Petal Pusher: A Rock and Roll Cinderella Story by Laurie Lindeen
While I'd never listened to Zuzu's Petals before reading this book, I knew who they were for two reasons. First, because I knew that their lead singer (our author) was married to Paul Westerberg. Second, because I lived in Madison for a time, and everyone over the age of 30 who lives in Madison has a lot of good Minneapolis music scene stories*, some of them involving Zuzu's Petals.
Madison is a small city, but to hear it told, it experienced a sort of musical golden age in the 1990s. One of the first things anyone told me when I moved there was, "It's too bad you didn't get here when O'Cayz was still around." As the logical first or last stop on any Minneapolis band's tour itinerary, the good people of Madison, Wisconsin were bound to get the show where the band was fresh-faced and excited, or the one where they were unwashed, strung-out, and liable to go at any time. These are easily the two best shows on any tour.
Lindeen was a Madison townie who wound up at the University of Wisconsin because her school's guidance counselor had no idea how to send a student anywhere else. She flunked out several times, and left for Minneapolis without a degree, but with the burning desire in her heart to start an all-girl rock and roll band. Never mind that she didn't play the guitar, and her only musical experience involved singing second alto in the school choir.

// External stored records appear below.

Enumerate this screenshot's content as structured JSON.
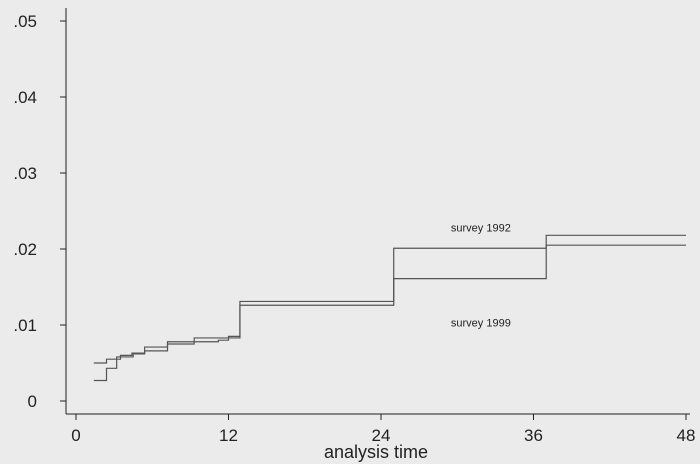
{
  "chart_data": {
    "type": "line",
    "line_style": "step",
    "xlabel": "analysis time",
    "ylabel": "",
    "xlim": [
      0,
      48
    ],
    "ylim": [
      0,
      0.05
    ],
    "x_ticks": [
      0,
      12,
      24,
      36,
      48
    ],
    "x_tick_labels": [
      "0",
      "12",
      "24",
      "36",
      "48"
    ],
    "y_ticks": [
      0,
      0.01,
      0.02,
      0.03,
      0.04,
      0.05
    ],
    "y_tick_labels": [
      "0",
      ".01",
      ".02",
      ".03",
      ".04",
      ".05"
    ],
    "grid": false,
    "series": [
      {
        "name": "survey 1992",
        "color": "#555555",
        "points": [
          [
            1.4,
            0.005
          ],
          [
            2.4,
            0.0055
          ],
          [
            3.5,
            0.006
          ],
          [
            4.4,
            0.0063
          ],
          [
            5.4,
            0.0071
          ],
          [
            7.2,
            0.0078
          ],
          [
            9.3,
            0.0083
          ],
          [
            12.0,
            0.0085
          ],
          [
            12.9,
            0.0131
          ],
          [
            25.0,
            0.0201
          ],
          [
            37.0,
            0.0218
          ],
          [
            48.0,
            0.0218
          ]
        ]
      },
      {
        "name": "survey 1999",
        "color": "#555555",
        "points": [
          [
            1.4,
            0.0027
          ],
          [
            2.4,
            0.0043
          ],
          [
            3.2,
            0.0058
          ],
          [
            4.5,
            0.0062
          ],
          [
            5.4,
            0.0066
          ],
          [
            7.2,
            0.0075
          ],
          [
            9.3,
            0.0078
          ],
          [
            11.2,
            0.008
          ],
          [
            12.0,
            0.0083
          ],
          [
            12.9,
            0.0126
          ],
          [
            25.0,
            0.0161
          ],
          [
            37.0,
            0.0205
          ],
          [
            48.0,
            0.0205
          ]
        ]
      }
    ],
    "annotations": [
      {
        "text": "survey 1992",
        "x": 29.5,
        "y": 0.0223
      },
      {
        "text": "survey 1999",
        "x": 29.5,
        "y": 0.0098
      }
    ]
  }
}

She enlisted her college buddy, Colleen, to play bass, and the two set about finding a drummer. However, before Lindeen's band materialized, she was diagnosed with MS, which left her legally blind in one eye and largely immobile on her left side. While waiting for the disease's manifestations to go into remission, a friend brought her an electric guitar to help with the boredom of rehab and convalescence. This was, Lindeen writes, a sign.
Gradually, the stars aligned for the band. They found a drummer and a practice space and, courtesy of It's a Wonderful Life, a name. From here, Lindeen's narrative follows the gruesome and undertold story of a nobody band paying their dues**. Disasterous tours, lechy sound guys, indifferent audiences, and booking types who view all-girl acts as a novelty, or during this height of the Riot Grrrl movement, some shock rock divas liable to whip out tampons onstage or punch out the club owner. But Zuzu's Petals was not that kind of band. They were Midwestern girls with manners, a beer and pot band in a heroin age.
While I didn't always like the time-hopping narrative structure of the book, I started it last night and finished it this morning even though I had other things I desperately needed to be doing. Lindeen had me from the first chapter, where Carly Simon picks her up hitchhiking on Martha's Vineyard right through to the last shows when it officially Isn't Fun Anymore, Can We Go Home, Please.
Despite being the narrator of the story, Lindeen is very often unlikable in the book, surly when her bandmates are friendly and sweet; drunk when her boyfriends are sober. It's an unusual and sometimes off-putting choice, and yet I understood it. I have been the bad band member who complains on the road and makes everyone's life miserable. It can happen to anyone, and tomorrow, it will probably be the drummer. Rocking is great, but it does not necessarily bring out the best in people.
For Petal Pusher, I will haul out the book-describing phrase I like to use judiciously because it has become a victim of overuse -- compulsively readable. Seriously, I defy you to put it down unless you have to pee or something.
If you like...: horror stories about bands on the road like Blake Nelson's Rock Star SuperStar, Goodnight, Steve McQueen, Cameron Crowe's Almost Famous, or that awesome VH1 show from the golden summer of 2001, Bands on the Run, this book is for you.
* Like, I knew a guy who was once hired to "keep an eye on" Tommy Stinson before a show.
** You might say, "That story's not undertold, it's in every band biography I read." But bear in mind that those band biographies usually end with sold-out shows and Jonathan Demme making a movie about you. This is more like the Bull Durham of rock and roll biographies.